Thursday, January 31, 2008

FPGA-Based Prototyping - "Productivity to Burn"

FPGA-Based Prototyping - "Productivity to Burn"

This article highlights recent tool advances that can help you setup, implement, and verify your FPGA-based ASIC prototype faster than ever before.

Programmable Logic DesignLine

These days, a large portion of ASIC, SoC, and ASSP designs are at least partially prototyped in one or more FPGAs. This amounts to many thousands of prototyping projects per year. Compared with other ASIC verification methods, however, FPGA Prototyping is mistakenly seen by many as an ad-hoc mix of tools that must be cobbled together by hand. In reality, powerful integrated tools, platforms, and expertise exist that greatly improve the productivity of FPGA-based ASIC prototyping. This article highlights recent tool advances that can help you set-up, implement, and verify your prototype faster than ever before.

Prototype setup

Use the right FPGAs
ASIC designs are generally larger – and often faster – than FPGA Devices, and they tend to push the envelopes of FPGA performance and density. Thus, we will almost always be using the largest FPGAs (in the fastest speed grade) available. Anything less might seem to save money, but in the end could make timing closure harder to reach or make the design harder to fit (or both).

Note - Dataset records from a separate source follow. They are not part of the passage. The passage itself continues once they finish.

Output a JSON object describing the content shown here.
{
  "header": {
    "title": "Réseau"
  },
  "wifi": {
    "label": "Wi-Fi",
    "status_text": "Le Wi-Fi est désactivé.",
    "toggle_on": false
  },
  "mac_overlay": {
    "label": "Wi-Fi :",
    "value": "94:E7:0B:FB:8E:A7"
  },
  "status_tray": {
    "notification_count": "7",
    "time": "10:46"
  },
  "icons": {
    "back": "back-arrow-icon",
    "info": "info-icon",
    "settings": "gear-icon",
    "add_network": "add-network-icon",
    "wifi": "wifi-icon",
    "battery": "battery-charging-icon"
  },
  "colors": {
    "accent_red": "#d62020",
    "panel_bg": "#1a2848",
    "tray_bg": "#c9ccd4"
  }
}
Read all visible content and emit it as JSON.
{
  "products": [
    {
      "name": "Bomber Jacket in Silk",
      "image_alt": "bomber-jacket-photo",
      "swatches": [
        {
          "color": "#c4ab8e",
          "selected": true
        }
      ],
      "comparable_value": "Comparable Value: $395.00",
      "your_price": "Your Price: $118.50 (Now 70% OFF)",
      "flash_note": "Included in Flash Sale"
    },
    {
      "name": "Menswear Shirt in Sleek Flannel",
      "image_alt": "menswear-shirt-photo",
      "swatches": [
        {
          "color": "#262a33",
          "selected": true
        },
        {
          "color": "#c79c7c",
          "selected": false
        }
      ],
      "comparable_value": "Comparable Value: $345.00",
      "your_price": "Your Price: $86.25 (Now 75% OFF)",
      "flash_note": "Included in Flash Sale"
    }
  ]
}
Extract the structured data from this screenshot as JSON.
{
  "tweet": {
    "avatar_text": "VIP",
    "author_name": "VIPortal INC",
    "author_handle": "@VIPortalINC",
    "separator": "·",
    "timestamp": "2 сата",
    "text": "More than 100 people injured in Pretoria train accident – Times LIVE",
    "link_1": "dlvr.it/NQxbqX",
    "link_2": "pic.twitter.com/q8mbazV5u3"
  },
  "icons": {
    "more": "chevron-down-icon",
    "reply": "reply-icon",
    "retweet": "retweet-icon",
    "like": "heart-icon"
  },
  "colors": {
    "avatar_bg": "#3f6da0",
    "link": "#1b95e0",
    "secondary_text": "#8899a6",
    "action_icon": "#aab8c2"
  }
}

Less obvious is the fact that we should also use the device in a package with the most available I/O pins and with the most flexible support for clocking, voltage, and I/O standards. The I/O often becomes the most valuable resource on the devices, especially when designs are partitioned across multiple FPGAs. Synplicity builds HAPS (High-Performance ASIC Prototyping System) boards using the largest Xilinx devices – namely the Virtex-5 LXC5V330 in the -2 speed grade and the 1760 ball grid array package.

Design partitioning
If a design takes up more than 70% to 80% of the largest FPGA available to you, then it is worth considering partitioning it across more than one device. Some designs have natural and obvious partitions based on existing hierarchical boundaries. The aim is to ensure that we do not create new critical paths in the design that cross between FPGAs on the board.

In order to address this, Synplicity's Certify tool has numerous partitioning aids from low level block zippering up to completely automatic full-RTL partitioning. These allow as much or as little manipulation of the design as required to meet the performance goals, but all involve no changes at all to the original ASIC RTL.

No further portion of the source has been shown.